Hace poco creaste una colección cápsula de camisas posicionándote en contra del fast fashion. Háblanos un poco más sobre tu visión y opinión respecto a la moda rápida.
Mi posición sobre la moda rápida es muy critica. Mi abuela es costurera y siempre me enseñó el valor del trabajo que hay detrás de una prenda. La atención a los materiales y la producción es algo que desde la edad adulta ha sido muy importante. Cuando vi el documental The True Cost, me di cuenta que hay algo más imprescindible: otra vez, las historias de las personas que hay detrás de la ropa que compras. Creo que es un deber moral tener en cuenta las condiciones de trabajo, el daño moral y ambiental que el fast fashion está aportando. No hay una respuesta única, pero invertir en los diseñadores atentos y valientes, comprar ropa de segunda mano e informarse sobre las marcas es fundamental para convertirnos en compradores responsables.
Has realizado varias exposiciones en Barcelona, entre las más destacadas, Diosas imperfectas y L’ora Dorata. ¿Cuál ha sido la que más has disfrutado y por qué? ¿Hay planes para hacer más, ya sea en Barcelona o en cualquier otro sitio?
Cada una tiene su propia alma y me ha aportado mucho en su manera. L’Ora dorata ha sido mi primera expo en Barcelona, con todas las satisfacciones y las inseguridades que cada primera vez trae. Finis Terrae, la segunda, ha sido la afirmación de un recorrido empezado hace tres años. Diosas imperfectas me dio la oportunidad de experimentar con el papel en tamaño más grande y de introducir la figura humana por primera vez. Me encantaría hacer un par más de exposiciones el próximo año y ya estoy trabajando en ello.
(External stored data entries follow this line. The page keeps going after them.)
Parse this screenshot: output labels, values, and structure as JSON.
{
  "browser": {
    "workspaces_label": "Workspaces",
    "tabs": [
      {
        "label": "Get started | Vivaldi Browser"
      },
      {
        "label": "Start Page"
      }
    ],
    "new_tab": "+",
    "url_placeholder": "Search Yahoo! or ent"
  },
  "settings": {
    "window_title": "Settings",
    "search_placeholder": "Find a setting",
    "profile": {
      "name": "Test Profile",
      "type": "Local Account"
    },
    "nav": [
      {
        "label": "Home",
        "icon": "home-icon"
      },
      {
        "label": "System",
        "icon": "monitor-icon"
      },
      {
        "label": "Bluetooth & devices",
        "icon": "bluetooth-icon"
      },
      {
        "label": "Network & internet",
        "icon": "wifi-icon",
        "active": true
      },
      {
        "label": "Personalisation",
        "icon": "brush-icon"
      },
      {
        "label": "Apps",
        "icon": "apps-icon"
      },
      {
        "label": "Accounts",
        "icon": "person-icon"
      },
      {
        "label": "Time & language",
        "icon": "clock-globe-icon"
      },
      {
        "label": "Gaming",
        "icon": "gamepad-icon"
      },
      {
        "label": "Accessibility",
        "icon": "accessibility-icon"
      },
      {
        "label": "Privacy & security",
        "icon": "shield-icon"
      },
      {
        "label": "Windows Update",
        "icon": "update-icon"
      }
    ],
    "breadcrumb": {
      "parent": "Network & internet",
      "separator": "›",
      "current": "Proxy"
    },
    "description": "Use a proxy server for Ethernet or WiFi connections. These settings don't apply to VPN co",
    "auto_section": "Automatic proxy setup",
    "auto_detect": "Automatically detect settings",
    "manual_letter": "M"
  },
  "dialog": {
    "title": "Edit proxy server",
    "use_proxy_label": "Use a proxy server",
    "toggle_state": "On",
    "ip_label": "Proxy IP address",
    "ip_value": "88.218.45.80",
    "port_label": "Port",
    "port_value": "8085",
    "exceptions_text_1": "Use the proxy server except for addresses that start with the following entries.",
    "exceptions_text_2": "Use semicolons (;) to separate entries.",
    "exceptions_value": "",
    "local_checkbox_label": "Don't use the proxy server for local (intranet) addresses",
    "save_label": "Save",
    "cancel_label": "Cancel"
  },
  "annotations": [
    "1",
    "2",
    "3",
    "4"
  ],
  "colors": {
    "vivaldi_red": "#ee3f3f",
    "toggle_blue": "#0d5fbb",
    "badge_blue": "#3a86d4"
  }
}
Hemos visto que has hecho varios workshops. ¿Qué podemos aprender en tus sesiones? ¿Dónde nace tu pasión por cultivar la creatividad en los demás? ¿Y, cuándo serán las próximas?
Mis workshops ayudan a enfrentarse a la ilustración de manera muy instintiva y natural. La técnica del collage ayuda a tener menos miedo de los errores porque puedes cambiar los elementos hasta que obtengas el resultado que deseas. Me gusta el intercambio de energía que hay durante las sesiones: yo misma aprendo mucho de como la gente se acerca al papel. Cuando trabajas mucho con una técnica, hay el riesgo de quedarte siempre en los mismos recorridos y automatismos. Ver otras maneras de enfrentarse al medio es muy útil y inspirador. Justo en este momento estoy planeando los próximos que haré a partir de otoño.
¿Qué tienes pensado hacer en un futuro?¿Tienes algún nuevo proyecto entre manos?
¡Tengo mucha ilusión en los planes futuros en los que me estoy enfocando! Haré una nueva colección cápsula de Fabulae muy pronto, y estoy trabajando en algunas colaboraciones, tanto en el tema de escritura como en ilustración.